The impact of solving real-world problems online
After participating in Technovation’s Idea Lab – an entirely online, self-directed, low-touch AI program – at least 60 per cent of students demonstrated improvements in their self-efficacy, technological skills and comfort expressing their ideas.
Iara Martinez from Brazil chose to develop an AI-powered tool to support hearing-impaired students in school. She was grateful for support from her mentors – “[they] helped me a lot when I needed to make adjustments to my idea. Having learned about a new area of technology made me open my eyes to new possibilities; it made me think differently about what I would like to study in the future,” Martinez said.
“Having learned about a new area of technology made me open my eyes to new possibilities.”
As for advice for people taking those first scary steps to learning a new technology, Martinez said: “don’t be afraid to engage in something totally new. It is never too late to learn and to create something that can impact the lives of many people.”
Project-based online learning has a positive impact on mentors too. According to Ericsson IP solutions engineer Sunday Orjingene, as a mentor for the Technovation Idea Lab pilot, he wants to “support as many mentees as possible to realize their dreams of exploring the world of technology.”
When asked about what he found challenging about mentoring in an online-only role, Orjingene noted that “online learning has its challenges but not more than it has advantages. I was glad to see a lot of energy from the girls – and the flexibility of remotely supporting them from different countries definitely motivated me.”

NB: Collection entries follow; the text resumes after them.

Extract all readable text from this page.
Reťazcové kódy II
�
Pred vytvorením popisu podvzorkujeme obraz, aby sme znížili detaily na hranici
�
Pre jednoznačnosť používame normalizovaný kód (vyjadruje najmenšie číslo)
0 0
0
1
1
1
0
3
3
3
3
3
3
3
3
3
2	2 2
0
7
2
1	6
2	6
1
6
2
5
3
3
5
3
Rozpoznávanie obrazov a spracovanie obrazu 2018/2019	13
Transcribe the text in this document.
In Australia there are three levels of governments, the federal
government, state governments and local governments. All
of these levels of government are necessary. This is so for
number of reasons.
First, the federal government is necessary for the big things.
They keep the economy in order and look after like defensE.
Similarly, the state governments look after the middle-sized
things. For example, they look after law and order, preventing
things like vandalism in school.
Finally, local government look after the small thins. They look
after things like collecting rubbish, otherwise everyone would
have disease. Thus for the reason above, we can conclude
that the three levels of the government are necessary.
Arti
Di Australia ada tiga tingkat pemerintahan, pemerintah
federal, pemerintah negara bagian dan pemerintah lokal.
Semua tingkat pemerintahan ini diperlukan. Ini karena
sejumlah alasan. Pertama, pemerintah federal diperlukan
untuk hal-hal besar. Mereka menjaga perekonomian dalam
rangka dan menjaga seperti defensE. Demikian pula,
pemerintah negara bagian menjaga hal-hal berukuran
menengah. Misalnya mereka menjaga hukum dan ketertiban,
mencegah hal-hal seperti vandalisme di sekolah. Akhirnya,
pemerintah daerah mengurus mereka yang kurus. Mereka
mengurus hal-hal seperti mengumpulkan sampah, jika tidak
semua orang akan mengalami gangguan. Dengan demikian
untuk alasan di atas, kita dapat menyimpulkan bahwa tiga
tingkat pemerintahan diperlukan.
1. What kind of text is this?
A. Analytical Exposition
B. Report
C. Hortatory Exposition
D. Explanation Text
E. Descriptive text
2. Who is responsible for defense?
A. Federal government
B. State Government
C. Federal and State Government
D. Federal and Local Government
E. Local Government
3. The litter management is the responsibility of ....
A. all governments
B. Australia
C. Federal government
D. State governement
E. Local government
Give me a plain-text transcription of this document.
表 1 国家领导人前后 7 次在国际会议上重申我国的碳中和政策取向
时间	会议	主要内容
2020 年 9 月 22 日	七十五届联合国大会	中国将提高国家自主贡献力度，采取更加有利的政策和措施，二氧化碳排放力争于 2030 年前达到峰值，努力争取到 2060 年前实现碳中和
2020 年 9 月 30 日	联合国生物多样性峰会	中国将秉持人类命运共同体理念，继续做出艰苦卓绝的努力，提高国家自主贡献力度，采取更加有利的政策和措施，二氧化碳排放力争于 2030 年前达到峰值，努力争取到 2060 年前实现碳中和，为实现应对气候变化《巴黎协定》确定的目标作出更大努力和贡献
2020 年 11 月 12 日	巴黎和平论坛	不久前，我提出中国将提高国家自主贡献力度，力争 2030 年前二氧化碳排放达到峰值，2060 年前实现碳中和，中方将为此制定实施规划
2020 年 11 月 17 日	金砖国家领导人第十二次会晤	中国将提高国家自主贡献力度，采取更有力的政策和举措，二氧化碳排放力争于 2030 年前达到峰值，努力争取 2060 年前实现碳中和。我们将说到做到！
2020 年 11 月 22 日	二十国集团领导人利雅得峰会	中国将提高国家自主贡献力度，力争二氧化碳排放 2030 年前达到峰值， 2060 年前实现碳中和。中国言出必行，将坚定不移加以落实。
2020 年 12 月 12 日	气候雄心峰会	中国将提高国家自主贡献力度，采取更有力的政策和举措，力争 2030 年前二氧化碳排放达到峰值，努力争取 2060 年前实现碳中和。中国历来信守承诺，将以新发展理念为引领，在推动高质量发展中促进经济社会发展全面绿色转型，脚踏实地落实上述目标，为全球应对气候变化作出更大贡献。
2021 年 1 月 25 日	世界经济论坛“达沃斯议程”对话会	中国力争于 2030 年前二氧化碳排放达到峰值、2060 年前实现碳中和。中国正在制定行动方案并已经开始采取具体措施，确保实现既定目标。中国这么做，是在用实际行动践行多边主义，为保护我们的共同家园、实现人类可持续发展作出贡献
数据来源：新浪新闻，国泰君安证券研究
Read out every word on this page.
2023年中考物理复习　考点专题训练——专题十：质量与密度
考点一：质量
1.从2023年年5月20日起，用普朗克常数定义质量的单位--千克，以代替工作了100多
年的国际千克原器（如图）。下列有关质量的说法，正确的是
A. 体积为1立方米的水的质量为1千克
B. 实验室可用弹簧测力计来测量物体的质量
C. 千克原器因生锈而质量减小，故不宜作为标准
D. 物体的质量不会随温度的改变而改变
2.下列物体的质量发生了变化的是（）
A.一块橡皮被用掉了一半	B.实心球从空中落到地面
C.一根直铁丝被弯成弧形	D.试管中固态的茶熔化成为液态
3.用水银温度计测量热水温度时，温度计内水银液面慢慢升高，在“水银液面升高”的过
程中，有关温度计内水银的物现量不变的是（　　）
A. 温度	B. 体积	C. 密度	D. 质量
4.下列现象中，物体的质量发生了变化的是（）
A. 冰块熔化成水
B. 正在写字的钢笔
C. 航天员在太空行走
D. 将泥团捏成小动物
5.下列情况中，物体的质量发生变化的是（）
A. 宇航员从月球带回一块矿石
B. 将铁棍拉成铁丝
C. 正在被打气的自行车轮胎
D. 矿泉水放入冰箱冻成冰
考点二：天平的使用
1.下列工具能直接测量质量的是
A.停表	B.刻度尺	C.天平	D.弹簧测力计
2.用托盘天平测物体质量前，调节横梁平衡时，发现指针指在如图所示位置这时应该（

“Online learning has its challenges, but not more than it has advantages.”
Despite the challenges facing online learning opportunities, online learning and remote mentorship hold great potential. It is vital to keep students – especially those from vulnerable communities, and especially girls – engaged in educational opportunities and to make sure those opportunities prepare them to be leaders and creators with the latest technologies.
Together we can support each other to persevere, and together we can build more resilient communities equipped for an uncertain future.